How to Make Tamales Mexicanos


Homemade tamales are no walk in the park, but their difficulty level shouldn't deter you. Tamales are not only a triumph of skill and patience, but also of taste. There is nothing like a homemade tamale. Frozen tamales in your grocer's freezer don't even come close. The process is a two day ordeal, but if you time it right and plan out your strategy, you'll have a Mexican tamale fiesta on the table in no time.

Things You'll Need

  • 3lbs beef, pork, or chicken
  • 1 onion
  • 2 cloves garlic
  • 2 tbsp chili powder
  • 1 tsp salt
  • 1 tsp pepper
  • 2 tbsp cumin
  • 4 cups masa harina
  • 1 cup shortening
  • 1 tsp chili powder
  • 2 tsp salt
  • 1 bag corn husks

Meat and Spice Filling

  • Make the meat and spice filling. Tamales can be made with virtually any meat (or no meat) filling that you like. Traditional Mexican tamales use pork, but beef, chicken, and cheese tamales are popular options as well. Slow cooker cooking times will vary depending on the type of meat you choose. Pork will take the longest (up to eight hours) and chicken the least (around 3 to 4 hours). Monitor your meat. Once it begins to fall apart in every which way, it is done.

  • Place 3 pounds of meat into the bottom of a slow cooker. Add 1 large quartered onion, 2 chopped cloves of garlic, 2 tbsp chili powder or crushed dried chili peppers, 2 tsp cumin powder, and 1 tsp each of salt and black pepper.

  • Pour 1 to 2 cups water over the meat and spices--just enough to cover everything. Cook on low until the meat falls apart (up to but no more than eight hours).
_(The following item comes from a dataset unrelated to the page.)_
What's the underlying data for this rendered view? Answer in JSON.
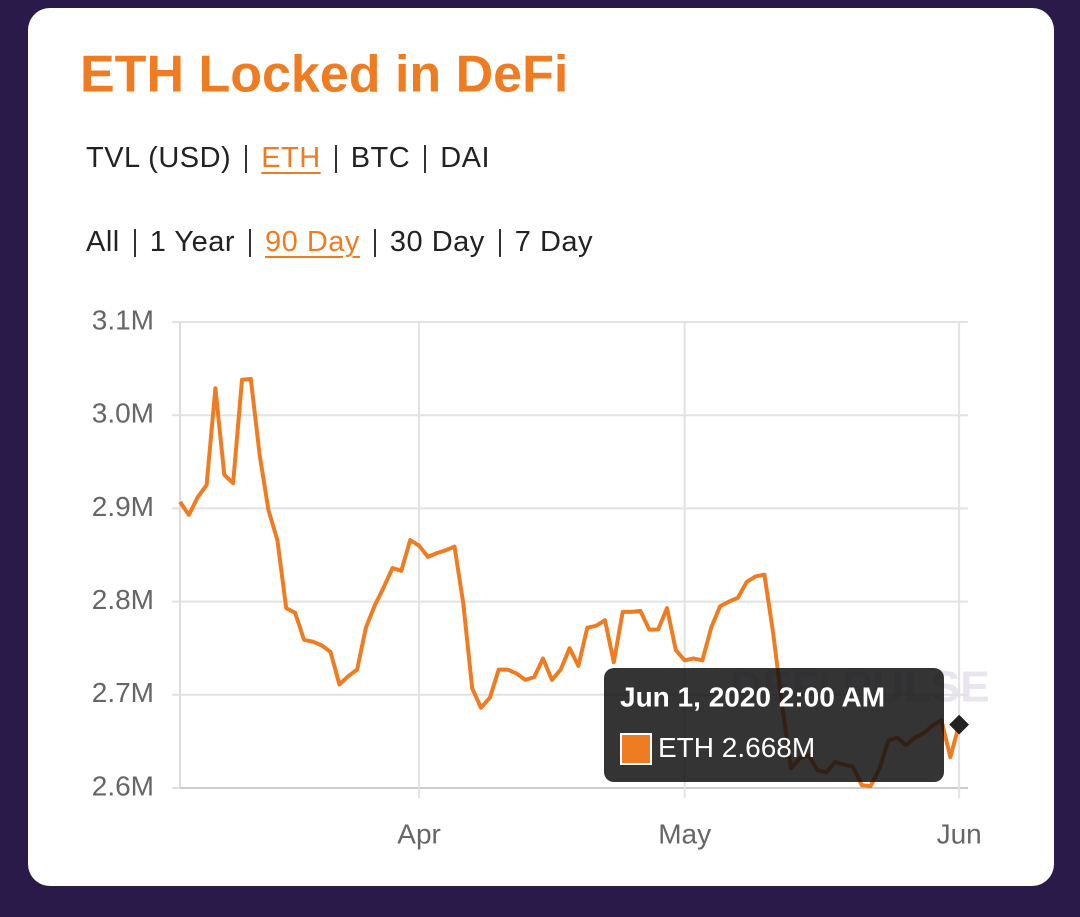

  • Refrigerate meat once it is cooked and reserve the broth in a separate container. At this time begin soaking your corn husks in a large bowl of water. They should soak over night.

Masa and Assembly

  • Place 4 cups masa harina in a large bowl with 1 cup shortening, 1/2 tsp chili powder and 2 tsp salt and combine.

  • Add reserved broth 1/4 cup at a time to make the masa moist. You do not want it to be liquid, but rather pliable enough to spread.

  • Open and lay flat the corn husks that were soaked overnight, and spread about 1 and 1/2 to 2 tbsp masa into the center of the husk using either a spoon or your fingers. Place 1 tbsp of meat on top of the masa and roll so that the masa envelopes the filling (masa should slightly overlap itself so that the filing is encased). Fold the ends of the husk up as if wrapping a present, and tie with strings or thin strips of excess corn husks. You want the tamale parcel to stay closed for steaming.


  • Steam your tamales depending on the tools you have. Any method of vegetable steaming will work for cooking tamales, even the microwave. Just make sure that your tamales do not come in contact with boiling water.

  • Use a vegetable steamer to cook your tamales. Double boilers used for vegetable cooking are perfect for steaming tamales, but if you do not have a double boiler set, try fitting a metal colander inside of a pot of boiling water (but not touching the water). Bring the water to a boil, and place the tamales inside. Reduce the heat, and cover with a large lid. Let steam for about 90 minutes. If you have a commercial steamer basket, follow the instructions provided for your particular model.

  • Microwave steam your tamales. You can reheat your tamales (after they have been steamed and refrigerated or frozen) by quick steaming in the microwave. Wrap the tamale in a damp paper towel and place in a plastic zipper bag. Microwave on high for 45 seconds and serve. You could microwave steam your tamales instead of conventionally steaming, but it is not recommended by most cooks for the lackluster taste that is created. To steam a fresh uncooked tamale in the microwave, follow the same procedure for re-steaming, but rotate every 30 seconds for about 2 minutes.